For all the panic the introduction of say on pay votes at annual meetings caused a few years ago, they have proved to be a great impetus for shareholder engagement. ‘Without say on pay, many companies would not have embraced engagement,’ he said.
When meeting with shareholders, companies need to make sure they have the right team of people on hand to answer questions because investors expect answers then rather than later. The director of corporate governance at the pension fund suggests including the head of the compensation committee, which could be through a telephone hook-up to the meeting. That person might need some coaching in advance, too, he added, since most such committees heads are nether accustomed to nor at ease with speaking to shareholders.
The vice president of an investor communications company said her firm has been helping clients break out their shareholder bases into segments to see how various kinds of shareholders are voting on say on pay proposals. Understanding the breakout of your shareholders beyond the top 50 ‘opens up new arenas for communication’ with them, she said.

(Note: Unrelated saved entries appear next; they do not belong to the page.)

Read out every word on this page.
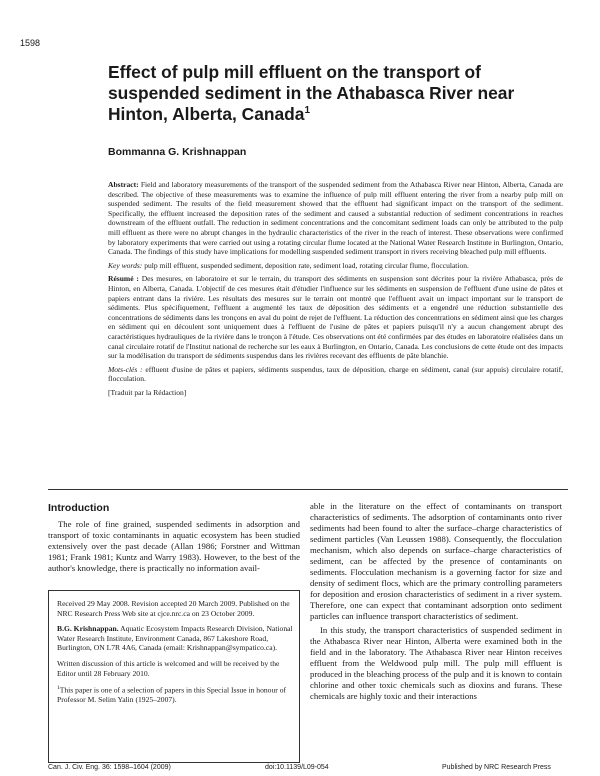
1598
Effect of pulp mill effluent on the transport of suspended sediment in the Athabasca River near Hinton, Alberta, Canada$^1$
Bommanna G. Krishnappan

Abstract: Field and laboratory measurements of the transport of the suspended sediment from the Athabasca River near Hinton, Alberta, Canada are described. The objective of these measurements was to examine the influence of pulp mill effluent entering the river from a nearby pulp mill on suspended sediment. The results of the field measurement showed that the effluent had significant impact on the transport of the sediment. Specifically, the effluent increased the deposition rates of the sediment and caused a substantial reduction of sediment concentrations in reaches downstream of the effluent outfall. The reduction in sediment concentrations and the concomitant sediment loads can only be attributed to the pulp mill effluent as there were no abrupt changes in the hydraulic characteristics of the river in the reach of interest. These observations were confirmed by laboratory experiments that were carried out using a rotating circular flume located at the National Water Research Institute in Burlington, Ontario, Canada. The findings of this study have implications for modelling suspended sediment transport in rivers receiving bleached pulp mill effluents.

Key words: pulp mill effluent, suspended sediment, deposition rate, sediment load, rotating circular flume, flocculation.

Résumé : Des mesures, en laboratoire et sur le terrain, du transport des sédiments en suspension sont décrites pour la rivière Athabasca, près de Hinton, en Alberta, Canada. L'objectif de ces mesures était d'étudier l'influence sur les sédiments en suspension de l'effluent d'une usine de pâtes et papiers entrant dans la rivière. Les résultats des mesures sur le terrain ont montré que l'effluent avait un impact important sur le transport de sédiments. Plus spécifiquement, l'effluent a augmenté les taux de déposition des sédiments et a engendré une réduction substantielle des concentrations de sédiments dans les tronçons en aval du point de rejet de l'effluent. La réduction des concentrations en sédiment ainsi que les charges en sédiment qui en découlent sont uniquement dues à l'effluent de l'usine de pâtes et papiers puisqu'il n'y a aucun changement abrupt des caractéristiques hydrauliques de la rivière dans le tronçon à l'étude. Ces observations ont été confirmées par des études en laboratoire réalisées dans un canal circulaire rotatif de l'Institut national de recherche sur les eaux à Burlington, en Ontario, Canada. Les conclusions de cette étude ont des impacts sur la modélisation du transport de sédiments suspendus dans les rivières recevant des effluents de pâte blanchie.

Mots-clés : effluent d'usine de pâtes et papiers, sédiments suspendus, taux de déposition, charge en sédiment, canal (sur appuis) circulaire rotatif, flocculation.

[Traduit par la Rédaction]

Introduction

The role of fine grained, suspended sediments in adsorption and transport of toxic contaminants in aquatic ecosystem has been studied extensively over the past decade (Allan 1986; Forstner and Wittman 1981; Frank 1981; Kuntz and Warry 1983). However, to the best of the author's knowledge, there is practically no information avail-

able in the literature on the effect of contaminants on transport characteristics of sediments. The adsorption of contaminants onto river sediments had been found to alter the surface–charge characteristics of sediment particles (Van Leussen 1988). Consequently, the flocculation mechanism, which also depends on surface–charge characteristics of sediment, can be affected by the presence of contaminants on sediments. Flocculation mechanism is a governing factor for size and density of sediment flocs, which are the primary controlling parameters for deposition and erosion characteristics of sediment in a river system. Therefore, one can expect that contaminant adsorption onto sediment particles can influence transport characteristics of sediment.

In this study, the transport characteristics of suspended sediment in the Athabasca River near Hinton, Alberta were examined both in the field and in the laboratory. The Athabasca River near Hinton receives effluent from the Weldwood pulp mill. The pulp mill effluent is produced in the bleaching process of the pulp and it is known to contain chlorine and other toxic chemicals such as dioxins and furans. These chemicals are highly toxic and their interactions

Received 29 May 2008. Revision accepted 20 March 2009. Published on the NRC Research Press Web site at cjce.nrc.ca on 23 October 2009.

B.G. Krishnappan. Aquatic Ecosystem Impacts Research Division, National Water Research Institute, Environment Canada, 867 Lakeshore Road, Burlington, ON L7R 4A6, Canada (email: Krishnappan@sympatico.ca).

Written discussion of this article is welcomed and will be received by the Editor until 28 February 2010.

$^1$This paper is one of a selection of papers in this Special Issue in honour of Professor M. Selim Yalin (1925–2007).

Can. J. Civ. Eng. 36: 1598–1604 (2009)	doi:10.1139/L09-054	Published by NRC Research Press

Counter-intuitively, shareholder fatigue around say on pay is now quite common, according to the director of corporate governance at the pension fund. That’s likely because some large shareholders have moved away from including it in their campaigns at companies where they’re seeking change. That can be dangerous if companies think they are out of the woods if they’ve garnered a couple of years of high say on pay votes from investors. Rather, it has made room for smaller shareholders to move in and draw attention to anything they consider a weak pay practice, which may serve as a red flag for other shareholders and threaten a company’s say on pay vote all over again, he said. He recommended that companies remain on guard for signs of shareholder agitators.